Intrahepatic T cell and cytokine profiles in HBV transgenic mice. Total RNA was extracted from nontumorous liver tissue of representative mice from each group 17 mo after adoptive transfer (groups 1 and 2) and from unmanipulated age-matched controls (group 3), and subjected to RNase protection analysis to monitor the expression of CD3γ, CD4, CD8α, F480, and a panel of inflammatory cytokines. Lanes 19–21 contain total liver RNA from three HBV transgenic mice that were injected with an HBsAg-specific CTL clone which induced a severe transient acute hepatitis in transgenic recipients (references and 28). The ribosomal protein light 32 (L32) RNA was used to normalize the amount of RNA loaded in each lane.

Figure 4

(A) In vitro cytotoxic activity of splenocytes from group 1, 2, and 3 mice at the time of autopsy.
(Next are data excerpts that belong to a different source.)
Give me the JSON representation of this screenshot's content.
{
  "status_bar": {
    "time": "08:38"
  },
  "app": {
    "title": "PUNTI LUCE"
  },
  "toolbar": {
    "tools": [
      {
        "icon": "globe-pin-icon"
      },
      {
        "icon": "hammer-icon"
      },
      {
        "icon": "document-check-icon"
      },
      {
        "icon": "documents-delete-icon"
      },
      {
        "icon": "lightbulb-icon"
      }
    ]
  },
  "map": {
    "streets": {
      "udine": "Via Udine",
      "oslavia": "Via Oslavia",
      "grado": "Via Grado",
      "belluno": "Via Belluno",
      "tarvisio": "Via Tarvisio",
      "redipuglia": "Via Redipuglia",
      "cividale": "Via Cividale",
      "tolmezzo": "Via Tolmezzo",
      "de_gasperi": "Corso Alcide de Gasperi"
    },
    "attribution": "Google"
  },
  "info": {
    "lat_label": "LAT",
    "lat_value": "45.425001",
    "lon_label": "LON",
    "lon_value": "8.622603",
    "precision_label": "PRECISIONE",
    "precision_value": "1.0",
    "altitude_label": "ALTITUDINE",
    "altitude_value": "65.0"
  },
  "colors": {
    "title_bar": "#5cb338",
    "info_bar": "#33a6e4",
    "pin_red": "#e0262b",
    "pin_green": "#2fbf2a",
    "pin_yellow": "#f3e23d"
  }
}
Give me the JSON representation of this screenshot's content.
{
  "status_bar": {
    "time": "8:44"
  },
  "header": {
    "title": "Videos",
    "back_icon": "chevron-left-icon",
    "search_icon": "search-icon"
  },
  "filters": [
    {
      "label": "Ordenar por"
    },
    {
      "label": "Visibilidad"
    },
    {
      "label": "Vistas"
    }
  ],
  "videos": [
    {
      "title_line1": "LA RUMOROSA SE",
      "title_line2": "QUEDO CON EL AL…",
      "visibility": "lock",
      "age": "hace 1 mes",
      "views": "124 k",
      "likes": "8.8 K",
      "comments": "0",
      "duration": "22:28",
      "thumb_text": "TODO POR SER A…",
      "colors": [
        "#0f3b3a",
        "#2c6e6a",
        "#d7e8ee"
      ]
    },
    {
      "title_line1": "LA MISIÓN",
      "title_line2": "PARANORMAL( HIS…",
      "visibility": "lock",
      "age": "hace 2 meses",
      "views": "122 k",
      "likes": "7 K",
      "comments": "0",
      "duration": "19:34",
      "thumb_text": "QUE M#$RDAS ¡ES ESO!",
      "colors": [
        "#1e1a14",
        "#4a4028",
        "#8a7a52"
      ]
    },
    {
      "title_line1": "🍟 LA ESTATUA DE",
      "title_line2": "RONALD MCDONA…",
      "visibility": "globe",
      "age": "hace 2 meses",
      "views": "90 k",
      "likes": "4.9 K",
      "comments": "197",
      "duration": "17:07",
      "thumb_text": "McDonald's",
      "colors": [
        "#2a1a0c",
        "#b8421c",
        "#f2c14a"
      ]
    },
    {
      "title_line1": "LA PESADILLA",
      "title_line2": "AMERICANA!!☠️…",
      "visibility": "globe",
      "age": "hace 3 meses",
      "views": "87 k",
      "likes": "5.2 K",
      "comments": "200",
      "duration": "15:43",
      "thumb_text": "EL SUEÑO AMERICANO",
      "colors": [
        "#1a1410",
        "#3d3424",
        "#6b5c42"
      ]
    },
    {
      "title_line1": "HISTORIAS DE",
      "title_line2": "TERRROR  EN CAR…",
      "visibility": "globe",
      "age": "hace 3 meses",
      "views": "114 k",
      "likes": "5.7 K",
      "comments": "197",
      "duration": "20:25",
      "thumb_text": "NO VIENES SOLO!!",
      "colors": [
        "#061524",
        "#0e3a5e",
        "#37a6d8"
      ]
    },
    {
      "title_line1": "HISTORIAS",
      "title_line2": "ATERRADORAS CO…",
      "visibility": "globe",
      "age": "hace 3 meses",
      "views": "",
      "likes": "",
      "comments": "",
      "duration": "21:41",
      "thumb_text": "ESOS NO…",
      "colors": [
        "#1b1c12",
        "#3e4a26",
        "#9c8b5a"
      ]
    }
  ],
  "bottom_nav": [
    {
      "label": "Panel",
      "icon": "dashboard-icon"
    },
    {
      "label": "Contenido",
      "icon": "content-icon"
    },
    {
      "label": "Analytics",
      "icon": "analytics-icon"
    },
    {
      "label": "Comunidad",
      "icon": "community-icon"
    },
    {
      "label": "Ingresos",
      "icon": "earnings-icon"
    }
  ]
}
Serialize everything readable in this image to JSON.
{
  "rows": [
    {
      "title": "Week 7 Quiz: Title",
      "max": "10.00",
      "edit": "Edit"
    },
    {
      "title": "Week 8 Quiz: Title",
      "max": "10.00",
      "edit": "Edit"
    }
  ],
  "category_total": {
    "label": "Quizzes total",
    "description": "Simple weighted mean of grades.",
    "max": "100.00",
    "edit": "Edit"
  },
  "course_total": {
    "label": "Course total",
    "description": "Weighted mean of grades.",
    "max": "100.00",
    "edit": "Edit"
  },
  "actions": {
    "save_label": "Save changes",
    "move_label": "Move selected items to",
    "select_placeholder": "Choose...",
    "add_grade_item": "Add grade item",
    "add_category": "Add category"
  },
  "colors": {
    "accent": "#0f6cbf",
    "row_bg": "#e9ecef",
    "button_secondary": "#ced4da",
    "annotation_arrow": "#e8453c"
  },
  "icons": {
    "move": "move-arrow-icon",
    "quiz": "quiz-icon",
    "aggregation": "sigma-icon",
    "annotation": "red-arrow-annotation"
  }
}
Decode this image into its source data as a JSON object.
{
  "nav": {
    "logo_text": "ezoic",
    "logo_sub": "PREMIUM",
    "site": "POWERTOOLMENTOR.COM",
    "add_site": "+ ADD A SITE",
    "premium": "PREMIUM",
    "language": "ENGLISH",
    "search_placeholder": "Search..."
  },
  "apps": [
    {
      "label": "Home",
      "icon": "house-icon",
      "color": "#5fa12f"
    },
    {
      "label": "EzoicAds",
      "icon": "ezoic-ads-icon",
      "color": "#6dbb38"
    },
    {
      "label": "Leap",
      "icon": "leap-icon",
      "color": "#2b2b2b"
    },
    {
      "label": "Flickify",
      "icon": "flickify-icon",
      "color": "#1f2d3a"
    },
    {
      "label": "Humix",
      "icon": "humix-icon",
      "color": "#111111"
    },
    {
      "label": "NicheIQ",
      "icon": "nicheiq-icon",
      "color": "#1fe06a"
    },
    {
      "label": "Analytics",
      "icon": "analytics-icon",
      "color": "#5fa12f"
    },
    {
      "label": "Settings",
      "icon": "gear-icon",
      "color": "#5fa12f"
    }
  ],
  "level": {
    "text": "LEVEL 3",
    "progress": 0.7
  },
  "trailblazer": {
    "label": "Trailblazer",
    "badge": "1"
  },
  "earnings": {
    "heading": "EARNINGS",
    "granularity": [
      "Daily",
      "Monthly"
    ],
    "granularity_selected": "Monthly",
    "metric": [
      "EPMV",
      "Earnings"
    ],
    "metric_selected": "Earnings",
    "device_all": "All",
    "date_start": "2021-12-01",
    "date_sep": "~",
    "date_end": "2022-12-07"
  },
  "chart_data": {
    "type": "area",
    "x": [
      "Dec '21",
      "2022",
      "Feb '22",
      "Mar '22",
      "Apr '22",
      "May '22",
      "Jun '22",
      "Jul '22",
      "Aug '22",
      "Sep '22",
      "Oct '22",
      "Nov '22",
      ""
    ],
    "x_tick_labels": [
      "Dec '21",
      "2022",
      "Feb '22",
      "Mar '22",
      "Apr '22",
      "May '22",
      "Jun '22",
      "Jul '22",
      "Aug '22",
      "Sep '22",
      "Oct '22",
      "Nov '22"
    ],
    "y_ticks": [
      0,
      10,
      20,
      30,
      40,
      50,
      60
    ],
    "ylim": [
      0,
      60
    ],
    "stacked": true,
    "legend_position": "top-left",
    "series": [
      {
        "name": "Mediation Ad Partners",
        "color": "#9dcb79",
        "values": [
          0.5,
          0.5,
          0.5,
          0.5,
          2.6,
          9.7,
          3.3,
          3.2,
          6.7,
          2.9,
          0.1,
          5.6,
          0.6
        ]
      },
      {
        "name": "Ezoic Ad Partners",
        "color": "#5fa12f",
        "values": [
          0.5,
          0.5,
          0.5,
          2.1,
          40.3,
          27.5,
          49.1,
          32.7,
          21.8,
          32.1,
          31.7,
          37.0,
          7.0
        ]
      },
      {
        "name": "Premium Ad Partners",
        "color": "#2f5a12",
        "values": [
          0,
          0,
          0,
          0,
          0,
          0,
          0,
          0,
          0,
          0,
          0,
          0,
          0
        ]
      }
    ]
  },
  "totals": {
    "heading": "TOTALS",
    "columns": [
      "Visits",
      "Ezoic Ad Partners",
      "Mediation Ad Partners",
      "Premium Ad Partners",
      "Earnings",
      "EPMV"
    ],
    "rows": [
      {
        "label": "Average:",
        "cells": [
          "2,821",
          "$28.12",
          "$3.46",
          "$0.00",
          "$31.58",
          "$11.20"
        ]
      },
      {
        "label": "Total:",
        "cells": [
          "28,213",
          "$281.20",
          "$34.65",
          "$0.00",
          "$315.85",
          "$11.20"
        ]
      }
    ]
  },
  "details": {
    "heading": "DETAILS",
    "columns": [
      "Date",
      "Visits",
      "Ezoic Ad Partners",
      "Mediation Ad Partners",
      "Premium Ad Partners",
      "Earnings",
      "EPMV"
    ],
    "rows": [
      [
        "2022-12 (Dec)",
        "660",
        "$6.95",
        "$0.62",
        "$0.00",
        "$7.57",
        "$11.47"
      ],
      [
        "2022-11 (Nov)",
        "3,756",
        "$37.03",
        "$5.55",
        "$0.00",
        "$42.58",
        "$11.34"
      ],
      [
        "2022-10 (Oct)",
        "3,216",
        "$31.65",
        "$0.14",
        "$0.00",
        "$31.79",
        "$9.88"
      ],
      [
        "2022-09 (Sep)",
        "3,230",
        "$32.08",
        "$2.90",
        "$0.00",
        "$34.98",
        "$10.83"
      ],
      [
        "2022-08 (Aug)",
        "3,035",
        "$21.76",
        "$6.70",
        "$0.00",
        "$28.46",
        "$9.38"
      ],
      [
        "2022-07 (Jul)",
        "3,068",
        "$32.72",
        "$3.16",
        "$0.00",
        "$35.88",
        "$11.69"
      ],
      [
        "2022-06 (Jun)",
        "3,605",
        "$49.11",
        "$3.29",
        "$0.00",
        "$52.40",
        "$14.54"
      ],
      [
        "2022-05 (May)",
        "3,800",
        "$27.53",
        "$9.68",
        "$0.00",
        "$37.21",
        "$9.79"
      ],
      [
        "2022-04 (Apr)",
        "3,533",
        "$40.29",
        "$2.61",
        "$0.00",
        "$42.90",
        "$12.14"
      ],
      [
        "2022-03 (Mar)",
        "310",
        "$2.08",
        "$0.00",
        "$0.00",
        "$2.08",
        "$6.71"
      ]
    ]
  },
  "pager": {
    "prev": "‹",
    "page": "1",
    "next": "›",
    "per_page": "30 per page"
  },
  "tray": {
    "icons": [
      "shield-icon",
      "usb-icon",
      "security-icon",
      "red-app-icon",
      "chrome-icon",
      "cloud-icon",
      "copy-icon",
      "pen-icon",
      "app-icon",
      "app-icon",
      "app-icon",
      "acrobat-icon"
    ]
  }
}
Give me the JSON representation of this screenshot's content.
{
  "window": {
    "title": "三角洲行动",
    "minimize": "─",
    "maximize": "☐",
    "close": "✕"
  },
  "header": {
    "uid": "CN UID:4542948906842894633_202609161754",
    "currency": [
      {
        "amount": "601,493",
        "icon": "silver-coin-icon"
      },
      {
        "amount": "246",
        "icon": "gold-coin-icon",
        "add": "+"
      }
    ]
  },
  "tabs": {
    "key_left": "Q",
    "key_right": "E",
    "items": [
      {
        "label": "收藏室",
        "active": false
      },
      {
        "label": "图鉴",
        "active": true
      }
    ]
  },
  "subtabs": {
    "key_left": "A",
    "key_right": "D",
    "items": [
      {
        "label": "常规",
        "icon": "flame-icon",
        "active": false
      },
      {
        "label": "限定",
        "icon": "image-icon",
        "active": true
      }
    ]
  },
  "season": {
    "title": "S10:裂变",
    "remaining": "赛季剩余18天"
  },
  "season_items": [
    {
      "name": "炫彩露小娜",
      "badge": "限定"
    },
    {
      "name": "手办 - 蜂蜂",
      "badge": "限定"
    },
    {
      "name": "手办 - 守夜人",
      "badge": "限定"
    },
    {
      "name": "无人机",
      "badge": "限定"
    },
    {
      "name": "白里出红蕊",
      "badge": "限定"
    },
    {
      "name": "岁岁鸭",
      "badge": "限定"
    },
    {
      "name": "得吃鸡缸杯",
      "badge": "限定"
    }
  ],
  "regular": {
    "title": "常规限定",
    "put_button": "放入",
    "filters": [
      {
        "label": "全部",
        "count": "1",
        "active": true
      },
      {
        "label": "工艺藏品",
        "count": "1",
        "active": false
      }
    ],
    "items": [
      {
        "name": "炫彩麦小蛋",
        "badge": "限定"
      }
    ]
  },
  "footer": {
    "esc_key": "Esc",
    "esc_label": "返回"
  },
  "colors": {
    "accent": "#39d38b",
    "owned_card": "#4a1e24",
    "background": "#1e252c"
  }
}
Splenocytes from individual mice were stimulated in vitro every 7 d with irradiated P815 cells that stably express the HBV envelope proteins (P815preS1 cells). 2 wk later, the cytolytic activity of the resultant T cell lines was assessed in a standard 4-h cytotoxicity assay with ⁵¹Cr-labeled P815 cells and P815 transfectants that express the HBV small envelope polypeptide (P815-S) at the E/T ratios shown. Each line represents the cytolytic activity detectable in an individual mouse. (B) Characteristics of in vitro cytotoxic activity of splenocytes from group 1 mice and HBs-vac–primed nontransgenic mice. Left, The influence of anti-CD4 and anti-CD8 Abs on the HBsAg-specific cytolytic activity of group 1 spleen cells that had been stimulated for an additional 1 wk and tested for cytolytic activity against P815 and P815-S target cells at an E/T ratio of 50:1 in the presence of a rat mAb specific for mouse CD4 or CD8 or a control Ab. Columns with the same pattern indicate cytotoxic activity of splenocytes from the same mouse. Middle, Cytolytic activity of group 1 spleen cells against P815 cells that had been pulsed either with the indicated concentrations of a synthetic peptide representing residues 28–39 of HBsAg or with media at an E/T ratio of 50:1. Right, Cytolytic activity of similarly stimulated splenocytes from HBs-vac–primed nontransgenic B10D2 (H-2^d) mice identical to those used as group 1 donors. Middle and right, Each line represents the cytolytic activity detectable in an individual mouse.